From 2000 to 2009, simple GDP in yuan increased about 3.7 times. If that rate of nominal growth continues for the next decade, simple GDP will approach 135 trillion yuan in 2019. Using the target emissions intensity, carbon emissions in 2019 would more than quadruple over 2005, past 23 billion tons.
This is a numerical worst case and it is far more likely that China's pledge refers to some adjusted version, not simple GDP. But which adjustment?
The difference between the arithmetic change of GDP from year to year and real GDP growth is called the deflator. It is all but impossible to make sense of China's GDP deflator over time. With 10 years to play with, the Communist Party can announce whatever adjusted GDP it wants.
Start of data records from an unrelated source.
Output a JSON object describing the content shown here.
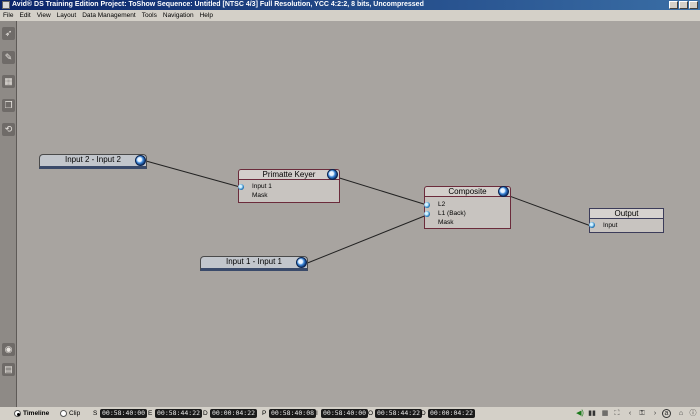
{
  "window": {
    "title": "Avid® DS Training Edition Project: ToShow    Sequence: Untitled    [NTSC 4/3]  Full Resolution, YCC 4:2:2, 8 bits, Uncompressed"
  },
  "menu": [
    "File",
    "Edit",
    "View",
    "Layout",
    "Data Management",
    "Tools",
    "Navigation",
    "Help"
  ],
  "left_tools": [
    "pointer-tool-icon",
    "paint-tool-icon",
    "grid-tool-icon",
    "layers-tool-icon",
    "rotate-tool-icon",
    "settings-tool-icon",
    "view-tool-icon"
  ],
  "nodes": {
    "input2": {
      "title": "Input 2 - Input 2"
    },
    "input1": {
      "title": "Input 1 - Input 1"
    },
    "primatte": {
      "title": "Primatte Keyer",
      "ports": [
        "Input 1",
        "Mask"
      ]
    },
    "composite": {
      "title": "Composite",
      "ports": [
        "L2",
        "L1 (Back)",
        "Mask"
      ]
    },
    "output": {
      "title": "Output",
      "ports": [
        "Input"
      ]
    }
  },
  "status": {
    "timeline_label": "Timeline",
    "clip_label": "Clip",
    "timecodes": [
      {
        "label": "S",
        "value": "00:58:40:00"
      },
      {
        "label": "E",
        "value": "00:58:44:22"
      },
      {
        "label": "D",
        "value": "00:00:04:22"
      },
      {
        "label": "P",
        "value": "00:58:40:08"
      },
      {
        "label": "I",
        "value": "00:58:40:00"
      },
      {
        "label": "O",
        "value": "00:58:44:22"
      },
      {
        "label": "D",
        "value": "00:00:04:22"
      }
    ]
  },
  "colors": {
    "canvas": "#a8a4a0",
    "effect_border": "#6b2b3b",
    "port_blue": "#3a86d8"
  }
}
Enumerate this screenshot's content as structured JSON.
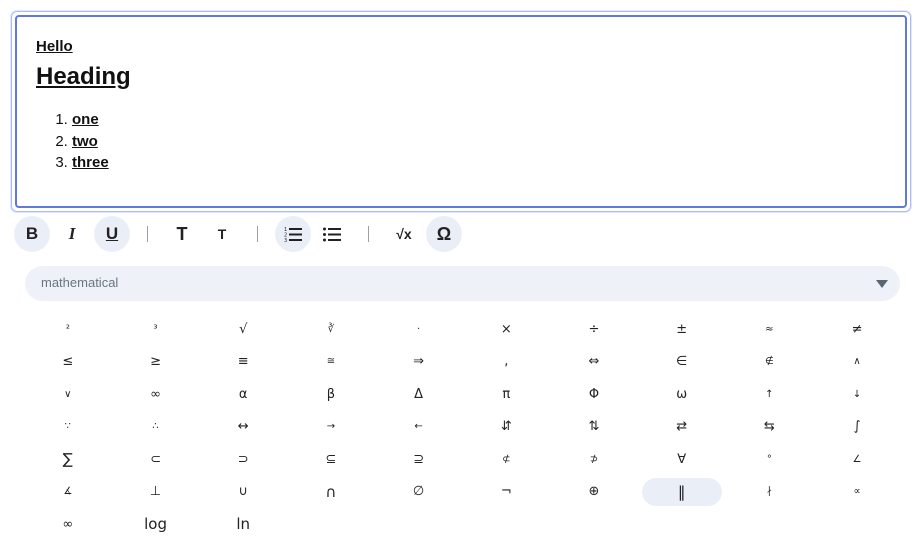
{
  "editor": {
    "paragraph": "Hello",
    "heading": "Heading",
    "list": [
      "one",
      "two",
      "three"
    ]
  },
  "toolbar": {
    "bold": "B",
    "italic": "I",
    "underline": "U",
    "font_larger": "T",
    "font_smaller": "T",
    "equation": "√x",
    "special_chars": "Ω"
  },
  "charset_select": {
    "value": "mathematical"
  },
  "symbols": [
    "²",
    "³",
    "√",
    "∛",
    "·",
    "×",
    "÷",
    "±",
    "≈",
    "≠",
    "≤",
    "≥",
    "≡",
    "≅",
    "⇒",
    ",",
    "⇔",
    "∈",
    "∉",
    "∧",
    "∨",
    "∞",
    "α",
    "β",
    "Δ",
    "π",
    "Φ",
    "ω",
    "↑",
    "↓",
    "∵",
    "∴",
    "↔",
    "→",
    "←",
    "⇵",
    "⇅",
    "⇄",
    "⇆",
    "∫",
    "∑",
    "⊂",
    "⊃",
    "⊆",
    "⊇",
    "⊄",
    "⊅",
    "∀",
    "°",
    "∠",
    "∡",
    "⊥",
    "∪",
    "∩",
    "∅",
    "¬",
    "⊕",
    "‖",
    "∤",
    "∝",
    "∞",
    "log",
    "ln"
  ],
  "selected_symbol_index": 57,
  "colors": {
    "accent": "#5f7ad9",
    "active_bg": "#eaeff7"
  }
}
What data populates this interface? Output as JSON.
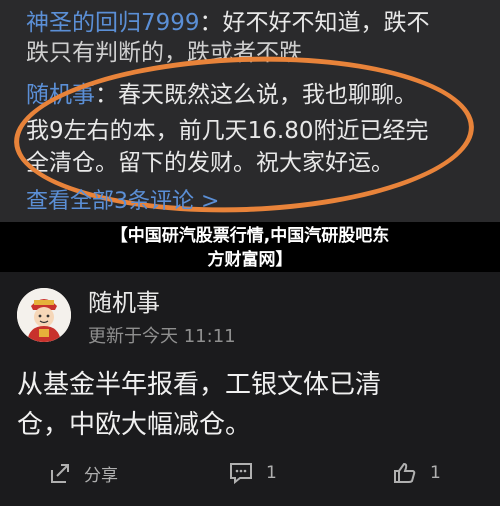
{
  "replies": [
    {
      "user": "神圣的回归7999",
      "text_line1": "：好不好不知道，跌不",
      "text_line2": "跌只有判断的，跌或者不跌"
    },
    {
      "user": "随机事",
      "text_line1": "：春天既然这么说，我也聊聊。",
      "text_line2": "我9左右的本，前几天16.80附近已经完",
      "text_line3": "全清仓。留下的发财。祝大家好运。"
    }
  ],
  "view_all": "查看全部3条评论 >",
  "banner": {
    "line1": "【中国研汽股票行情,中国汽研股吧东",
    "line2": "方财富网】"
  },
  "post": {
    "author": "随机事",
    "time": "更新于今天 11:11",
    "body_line1": "从基金半年报看，工银文体已清",
    "body_line2": "仓，中欧大幅减仓。"
  },
  "actions": {
    "share_label": "分享",
    "comment_count": "1",
    "like_count": "1"
  },
  "icons": {
    "share": "share-icon",
    "comment": "comment-icon",
    "like": "thumbs-up-icon"
  }
}
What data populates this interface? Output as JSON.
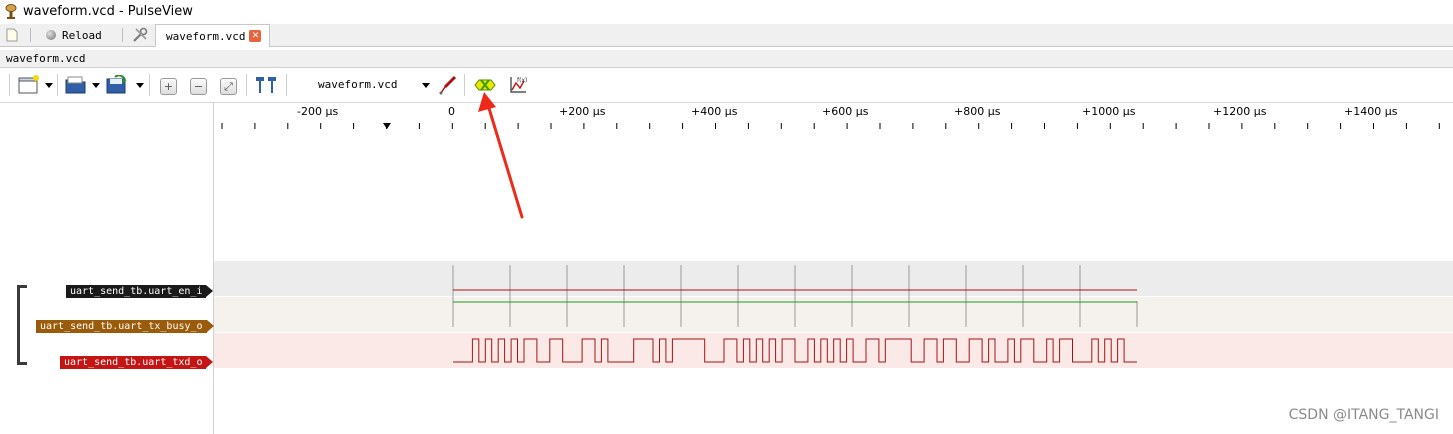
{
  "window": {
    "title": "waveform.vcd - PulseView"
  },
  "tabstrip": {
    "reload_label": "Reload",
    "session_tab_label": "waveform.vcd",
    "close_glyph": "✕"
  },
  "session": {
    "label": "waveform.vcd"
  },
  "toolbar": {
    "device_name": "waveform.vcd",
    "math_icon_label": "f(x)",
    "zoom_in_glyph": "+",
    "zoom_out_glyph": "−",
    "zoom_fit_glyph": "⤢"
  },
  "ruler": {
    "unit": "µs",
    "labels": [
      "-200 µs",
      "0",
      "+200 µs",
      "+400 µs",
      "+600 µs",
      "+800 µs",
      "+1000 µs",
      "+1200 µs",
      "+1400 µs"
    ]
  },
  "signals": [
    {
      "name": "uart_send_tb.uart_en_i",
      "color": "#1a1a1a",
      "trace_color": "#a31515",
      "row_bg": "#ececec"
    },
    {
      "name": "uart_send_tb.uart_tx_busy_o",
      "color": "#9a5b0b",
      "trace_color": "#1f9a1f",
      "row_bg": "#f5f1ec"
    },
    {
      "name": "uart_send_tb.uart_txd_o",
      "color": "#c41414",
      "trace_color": "#a31515",
      "row_bg": "#fbe9e7"
    }
  ],
  "watermark": "CSDN @ITANG_TANGI"
}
Carbon dioxide emissions are unlikely to quadruple, but they very possibly will double, and Beijing will still be able to claim success in its intensity program.
Amid all the uncertainty, the best bet for the next decade is that the PRC rejects international estimates of its emissions the way it rejects international monitoring now. Beijing will substitute its own measurements, which will have some familiar magical properties.
Myths concerning China encourage bad U.S. policy. Exaggerating Chinese prowess and focusing on secondary issues leads to mistakes in general American economic and foreign policy and an incoherent strategy with respect to the PRC. A better-informed view is only the first step in meeting the real challenges, but it is a necessary first step.
Derek Scissors is Research Fellow in Asia Economic Policy in the Asian Studies Center at The Heritage Foundation.